Formado em Letras pela PUC-PR e em Direito pela UFPR, com mestrado e doutorado em teoria literária, durante o ano Leonardo se divide entre os preparativos para carnaval e as aulas no departamento de Belas Artes da UFRJ. No Rio, já passou por cinco escolas de samba, e tem três títulos de campeão do carnaval nos grupos de acesso.

Na entrevista abaixo, ele conta sua trajetória e fala um pouco sobre os bastidores do seu ofício. Leia os principais trechos:

Você é natural de Irati, interior do Paraná. Como foi parar no carnaval do Rio de Janeiro? Não é uma trajetória muito comum.

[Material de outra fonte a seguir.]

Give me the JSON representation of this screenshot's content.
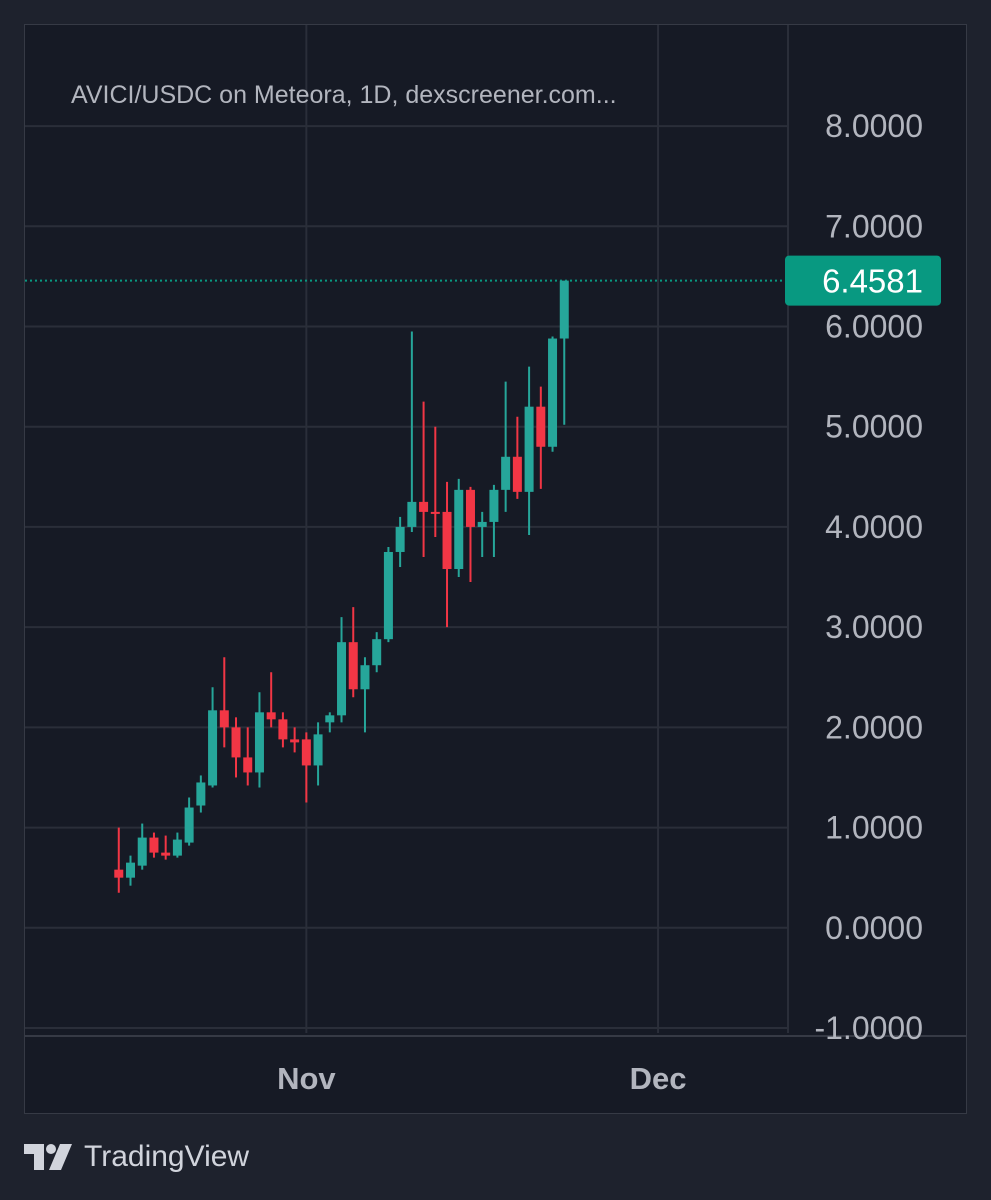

Bem, eu nasci numa família que sempre gostou de carnaval, sempre acompanhou pela TV o carnaval e sempre participou das manifestações carnavalescas da cidade. Que eram basicamente carnaval de rua, com a apresentação de blocos, algumas escolas de samba pequenas e bailes em clubes, essa tradição dos carnavais de clube. E eu sempre participei desse momento, o carnaval sempre foi uma época muito esperada.

A relação com as escolas de samba começou mediada pela TV. Eu sou um representante daquela geração que se apaixonou pelas escolas de samba assistindo aos desfiles pela transmissão televisiva. Meu pai assistia aos desfiles com muita empolgação, meus avós gostavam, minha mãe também. Eu comecei a assistir, comecei a gostar e muito cedo eu comecei a desenhar. Com sete anos eu já desenhava, rabiscava fantasias, carros alegóricos, imaginava esse universo, na minha cabeça não era uma coisa tão distante. Aos poucos eu fui percebendo que a geografia oferecia uma distância. Eu não tinha nenhum parente no Rio, nenhuma relação com a cidade. E a paixão foi esfriando.

Leonardo Bora.

Então eu fui pra Curitiba, morei nove anos na capital, para fazer minhas faculdades. E nesse período começou a aproximação com o Rio. Eu já planejava continuar os estudos, mestrado e doutorado, na UFRJ, pesquisando o carnaval, numa linha de pesquisa em teoria literária. Aos poucos eu fui conhecendo pessoas do meio do carnaval, apresentando desenhos na internet. Fui descobrir que havia um concurso, chamado Carnaval Virtual, que é basicamente um concurso de desenhos. Pessoas que gostam, que desenham fantasias e alegorias, montam apresentações numa passarela virtual, com enredo, com samba. E isso é avaliado por um corpo de jurados que tem pessoas ligadas às escolas de samba mesmo. Eu comecei a participar desse concurso em 2007, meu trabalho foi sendo conhecido e aos poucos eu fui fazendo pequenos trabalhos à distância.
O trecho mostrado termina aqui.